I glanced behind me. Nessie stood where she always stood, but her face did not seem so impassive as before. Had the experiment been successful? Had the lingering energy within the bird reawakened my sister’s soul? My heart lurched. There was true expression in her eyes.
But it was fear.
I turned around. In that brief moment, the bird had moved silently closer, its talons gripping the edge of my table, the wood cracking from the impossible force. The bird craned its head closer, its onyx eyes boring into me.
I reached out with my connection to the dead for the bird. As before, I sensed only emotions, no concrete thought. But the feeling from the bird was no longer varied and touched by its life. It felt only one thing.
Hunger.
Ravenous, bone-deep starvation. Its only desire was to feed. Its entire being was insatiable.
Entranced, I stared at the blackness that slimed its way through the awlspring’s now razor-edged feathers.
The hunger started to fill me.
The bird clucked, a sound of motherly affection.
My crucible was still in my shadow hand. I lifted it up. The black spiraled at the base, flickers like flame licking at the light. The dark energy was infecting me, corrupting me. I wanted to devour, consume the light, the life, the souls swirling in my crucible, and leave nothing at all behind but the dark.
I licked my lips and tasted copper. Blood smeared my teeth—I had not even realized I was biting my lip so hard.
“No.”
The word was whispered so softly that I almost didn’t hear it through my starved focus. But I knew my sister’s voice.

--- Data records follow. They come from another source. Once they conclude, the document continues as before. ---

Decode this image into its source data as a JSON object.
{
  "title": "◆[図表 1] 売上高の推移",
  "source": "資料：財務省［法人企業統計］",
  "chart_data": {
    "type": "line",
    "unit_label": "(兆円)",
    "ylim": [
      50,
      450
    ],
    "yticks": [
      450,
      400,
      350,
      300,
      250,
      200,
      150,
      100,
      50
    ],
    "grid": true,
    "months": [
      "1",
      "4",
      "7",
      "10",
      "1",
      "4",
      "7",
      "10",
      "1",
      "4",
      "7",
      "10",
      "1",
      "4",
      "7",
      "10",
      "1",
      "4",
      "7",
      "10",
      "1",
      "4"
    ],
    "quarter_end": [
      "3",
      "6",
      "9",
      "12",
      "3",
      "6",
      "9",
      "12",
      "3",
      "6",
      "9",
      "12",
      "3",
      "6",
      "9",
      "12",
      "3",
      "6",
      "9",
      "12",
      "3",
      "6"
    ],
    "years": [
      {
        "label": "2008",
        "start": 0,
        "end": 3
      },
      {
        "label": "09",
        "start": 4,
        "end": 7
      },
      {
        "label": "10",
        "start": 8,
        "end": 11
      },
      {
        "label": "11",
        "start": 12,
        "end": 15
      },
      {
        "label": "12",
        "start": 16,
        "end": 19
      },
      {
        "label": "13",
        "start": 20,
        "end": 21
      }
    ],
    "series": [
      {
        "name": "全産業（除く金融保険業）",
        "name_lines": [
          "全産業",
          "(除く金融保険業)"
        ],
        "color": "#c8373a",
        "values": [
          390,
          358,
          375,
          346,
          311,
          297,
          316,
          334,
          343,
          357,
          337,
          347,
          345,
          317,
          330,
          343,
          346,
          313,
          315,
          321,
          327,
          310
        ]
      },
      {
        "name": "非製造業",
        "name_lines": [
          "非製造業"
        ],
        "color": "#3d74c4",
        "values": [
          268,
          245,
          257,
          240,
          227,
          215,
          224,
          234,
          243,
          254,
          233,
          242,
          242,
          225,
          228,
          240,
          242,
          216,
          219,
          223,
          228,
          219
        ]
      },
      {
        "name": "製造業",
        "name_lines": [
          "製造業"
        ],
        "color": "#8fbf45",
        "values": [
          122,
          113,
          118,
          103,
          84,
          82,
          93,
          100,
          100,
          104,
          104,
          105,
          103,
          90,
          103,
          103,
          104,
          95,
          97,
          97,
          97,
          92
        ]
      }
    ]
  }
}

In my shadow hand was my crucible. A feast beckoned me, begging me to succumb to the darkness and destroy the souls I had so lovingly gathered. They were all right there, in the crucible, strings of light I could devour and be filled with power.

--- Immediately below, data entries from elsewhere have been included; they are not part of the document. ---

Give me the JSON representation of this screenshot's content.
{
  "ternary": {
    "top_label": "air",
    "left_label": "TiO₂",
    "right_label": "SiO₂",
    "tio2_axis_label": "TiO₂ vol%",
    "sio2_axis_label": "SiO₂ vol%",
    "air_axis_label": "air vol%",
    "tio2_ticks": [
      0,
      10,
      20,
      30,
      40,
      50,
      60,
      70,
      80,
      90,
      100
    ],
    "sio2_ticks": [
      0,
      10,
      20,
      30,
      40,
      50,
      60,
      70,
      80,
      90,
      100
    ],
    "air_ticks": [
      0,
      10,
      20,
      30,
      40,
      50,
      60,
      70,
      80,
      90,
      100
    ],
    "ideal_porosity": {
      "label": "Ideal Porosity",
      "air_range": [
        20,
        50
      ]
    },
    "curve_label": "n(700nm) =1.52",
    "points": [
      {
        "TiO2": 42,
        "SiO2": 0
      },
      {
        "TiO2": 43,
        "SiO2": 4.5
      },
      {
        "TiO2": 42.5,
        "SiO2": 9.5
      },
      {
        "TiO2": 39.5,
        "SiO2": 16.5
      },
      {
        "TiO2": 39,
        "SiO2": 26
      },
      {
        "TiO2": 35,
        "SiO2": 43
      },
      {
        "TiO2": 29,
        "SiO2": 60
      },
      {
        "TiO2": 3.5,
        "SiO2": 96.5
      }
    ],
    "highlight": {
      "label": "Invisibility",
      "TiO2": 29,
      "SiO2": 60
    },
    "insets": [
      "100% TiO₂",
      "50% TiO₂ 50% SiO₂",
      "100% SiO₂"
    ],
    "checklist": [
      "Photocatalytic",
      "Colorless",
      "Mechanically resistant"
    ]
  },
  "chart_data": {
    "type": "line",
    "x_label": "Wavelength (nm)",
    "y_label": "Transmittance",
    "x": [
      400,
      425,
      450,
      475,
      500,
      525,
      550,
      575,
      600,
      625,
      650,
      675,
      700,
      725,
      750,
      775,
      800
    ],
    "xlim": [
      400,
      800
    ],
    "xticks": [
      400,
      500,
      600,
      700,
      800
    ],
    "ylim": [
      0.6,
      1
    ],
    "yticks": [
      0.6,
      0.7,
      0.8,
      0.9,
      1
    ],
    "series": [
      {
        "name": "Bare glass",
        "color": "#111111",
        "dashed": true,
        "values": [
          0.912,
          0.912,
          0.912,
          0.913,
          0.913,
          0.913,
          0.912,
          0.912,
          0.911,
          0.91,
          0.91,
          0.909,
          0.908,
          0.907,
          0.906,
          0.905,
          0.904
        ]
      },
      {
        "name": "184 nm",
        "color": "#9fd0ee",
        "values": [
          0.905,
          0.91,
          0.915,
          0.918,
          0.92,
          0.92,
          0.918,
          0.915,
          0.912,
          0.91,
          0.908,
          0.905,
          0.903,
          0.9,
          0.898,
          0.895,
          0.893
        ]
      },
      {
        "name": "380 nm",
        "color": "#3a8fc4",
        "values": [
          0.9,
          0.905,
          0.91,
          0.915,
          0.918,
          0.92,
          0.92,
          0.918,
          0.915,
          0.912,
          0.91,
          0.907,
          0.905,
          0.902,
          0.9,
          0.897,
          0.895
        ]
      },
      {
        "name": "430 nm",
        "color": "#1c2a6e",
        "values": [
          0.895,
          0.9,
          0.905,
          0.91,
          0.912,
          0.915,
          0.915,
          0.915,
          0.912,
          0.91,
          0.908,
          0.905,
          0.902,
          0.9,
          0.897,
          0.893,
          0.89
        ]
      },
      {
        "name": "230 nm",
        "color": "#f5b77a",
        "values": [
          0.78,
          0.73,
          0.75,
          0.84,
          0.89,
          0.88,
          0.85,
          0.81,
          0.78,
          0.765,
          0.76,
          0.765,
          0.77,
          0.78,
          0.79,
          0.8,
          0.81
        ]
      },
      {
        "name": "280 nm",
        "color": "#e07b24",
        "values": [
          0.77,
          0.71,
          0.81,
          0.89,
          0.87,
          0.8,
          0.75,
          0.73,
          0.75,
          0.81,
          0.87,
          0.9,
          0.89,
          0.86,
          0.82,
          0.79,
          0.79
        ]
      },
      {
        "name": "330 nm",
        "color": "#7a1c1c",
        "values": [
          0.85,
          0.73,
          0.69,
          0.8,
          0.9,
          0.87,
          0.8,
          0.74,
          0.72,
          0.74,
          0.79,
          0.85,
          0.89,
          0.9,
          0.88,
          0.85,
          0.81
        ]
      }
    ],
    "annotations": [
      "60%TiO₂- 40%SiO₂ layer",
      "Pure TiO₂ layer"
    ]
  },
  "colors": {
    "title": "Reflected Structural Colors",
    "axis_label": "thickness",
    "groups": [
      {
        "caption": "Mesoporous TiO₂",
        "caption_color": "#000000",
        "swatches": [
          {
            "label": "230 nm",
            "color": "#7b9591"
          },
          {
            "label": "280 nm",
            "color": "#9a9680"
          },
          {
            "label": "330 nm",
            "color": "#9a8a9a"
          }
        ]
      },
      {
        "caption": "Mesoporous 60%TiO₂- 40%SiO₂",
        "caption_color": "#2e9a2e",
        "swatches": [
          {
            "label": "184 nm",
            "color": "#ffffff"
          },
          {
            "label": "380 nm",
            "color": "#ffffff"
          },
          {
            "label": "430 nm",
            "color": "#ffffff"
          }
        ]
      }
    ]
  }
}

But in my other hand was a knife.
Before I could hesitate, I slammed the knife through the core of the bird, pinning it to the wooden table, acting on instinct more than knowledge. If I had truly raised this bird from the dead, the blade would not kill it. The dead cannot die. But the awlspring’s life energy had burned up in Nessie like oil in a lamp, and now it was nothing but a puppet of the dark, a toy easily broken. I wished I understood more, could do more than simply kill this experiment gone awry.
The thing screeched with an otherworldly scream, its beak opening impossibly wide, its claws spread and grasping, its wings twisting and curling like burned paper, the black gore beneath the blade staining the cracked wood.